DoublePendulum

DoublePendulum(
    var_name='double_pendulum',
    m1=1.0,
    m2=1.0,
    L1=1.0,
    L2=1.0,
    g=9.81,
    d1=0.0,
    d2=0.0,
    state_variables=None,
    diagnostic_variables=None,
    *args,
    **kwargs,
)

Double pendulum — a conservative chaotic system.

Two point masses connected by rigid, massless rods swing freely from a pivot. The system is Hamiltonian (no damping by default) and is chaotic for most non-trivial initial conditions.

State variables: [θ₁, ω₁, θ₂, ω₂]

Parameters

var_name : = 'double_pendulum'

Human-readable label.

m1 : = 1.0

Masses of the two bobs in kg.

m2 : = 1.0

Masses of the two bobs in kg.

L1 : = 1.0

Rod lengths in metres.

L2 : = 1.0

Rod lengths in metres.

g : = 9.81

Gravitational acceleration in m/s².

d1 : = 0.0

Optional linear damping coefficients on ω₁ and ω₂ (s⁻¹). Default 0 (Hamiltonian / energy-conserving).

d2 : = 0.0

Optional linear damping coefficients on ω₁ and ω₂ (s⁻¹). Default 0 (Hamiltonian / energy-conserving).

Notes

State variables are theta1, omega1, theta2, omega2 in that order. Diagnostic variables energy, x1, y1, x2, y2 are computed after integration.

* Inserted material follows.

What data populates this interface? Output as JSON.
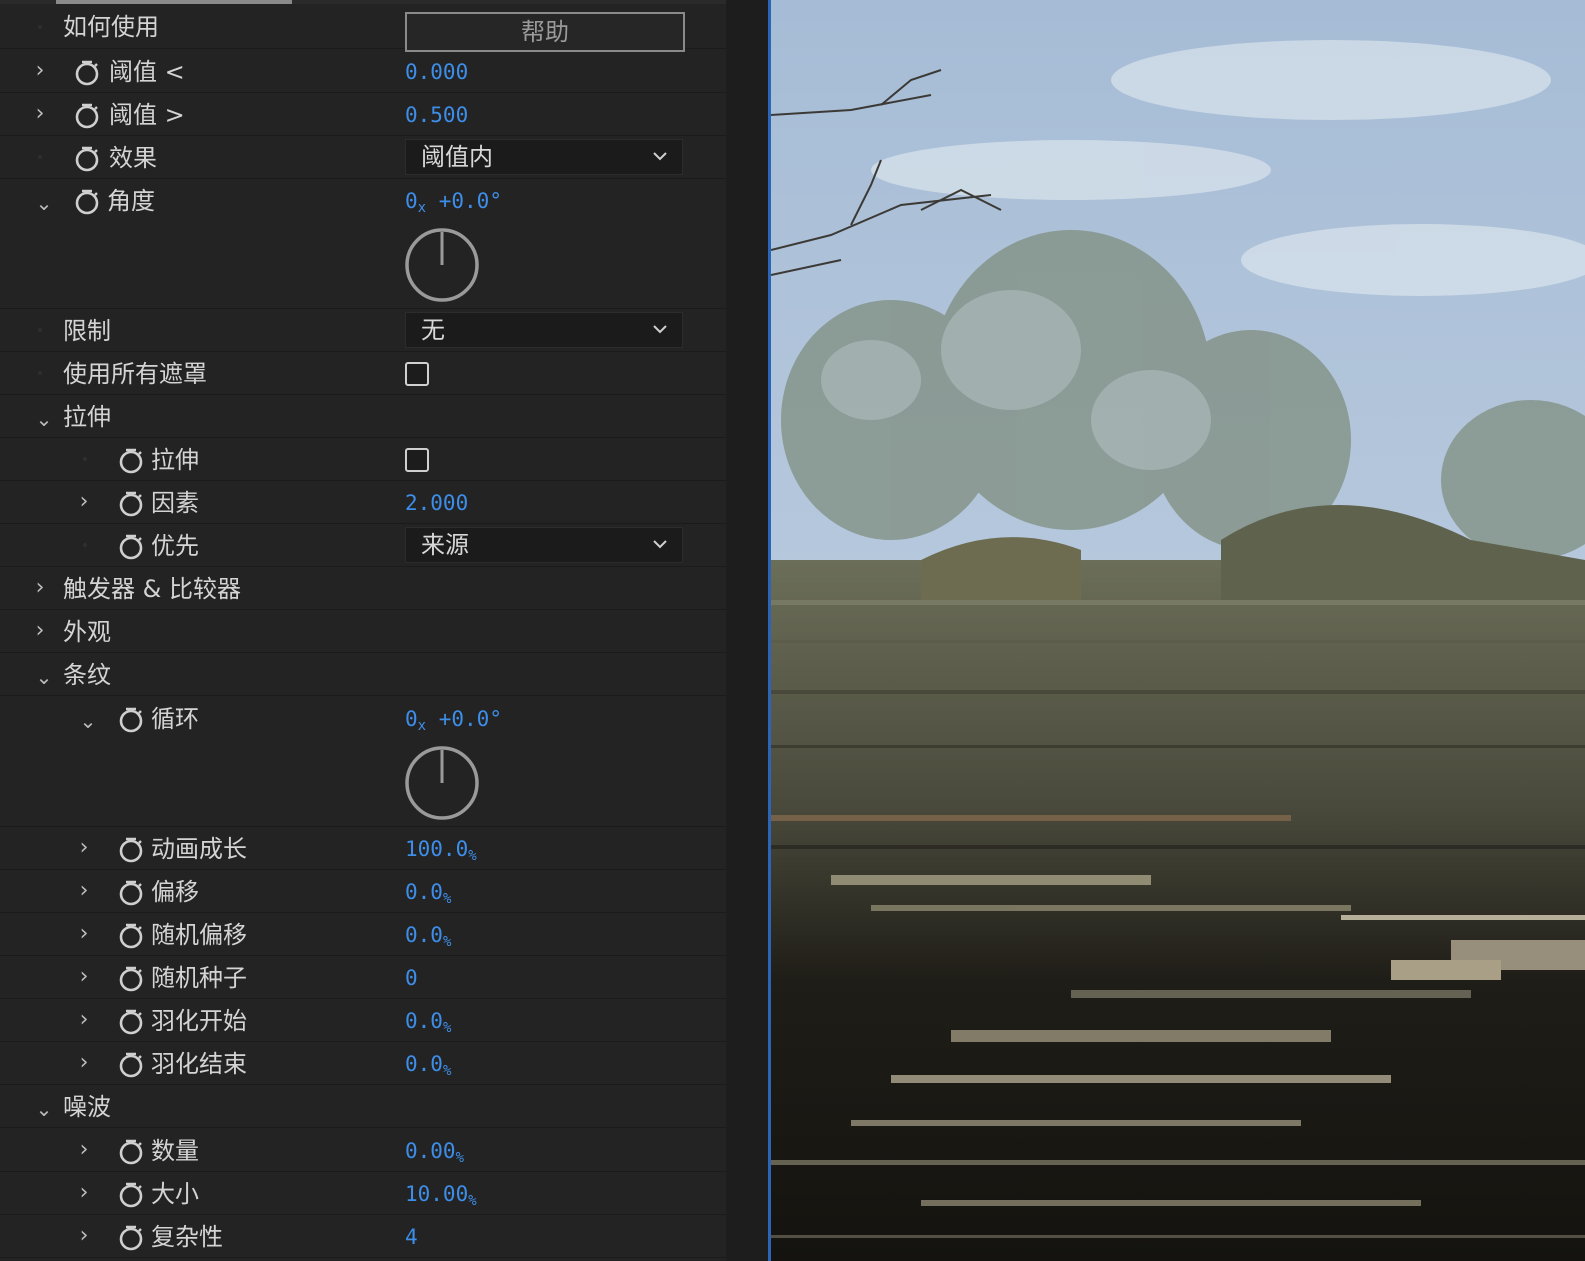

The double pendulum is chaotic. RK45 with default tolerances can show significant energy drift for long or large-amplitude runs. Use tight tolerances for accurate energy tracking::

model.integrate(..., kwargs={'rtol': 1e-10, 'atol': 1e-12})

Examples

import matplotlib.pyplot as plt
import numpy as np
from climatecritters.model_critters.pendulum import DoublePendulum

model = DoublePendulum(m1=1.0, m2=1.0, L1=1.0, L2=1.0)
output = model.integrate(
    t_span=(0, 60), y0=[np.pi/2, 0.0, np.pi/4, 0.0], method='RK45',
    kwargs={'rtol': 1e-10, 'atol': 1e-12},
)
ts = output.to_pyleo(var_names=['theta1'])
ts.plot()
plt.savefig('docs/reference/figures/DoublePendulum_example.png',
            dpi=150, bbox_inches='tight')

DoublePendulum example output

Methods

Name Description
cartesian_positions Return (x1, y1, x2, y2) from the last integration run.

cartesian_positions

DoublePendulum.cartesian_positions()

Return (x1, y1, x2, y2) from the last integration run.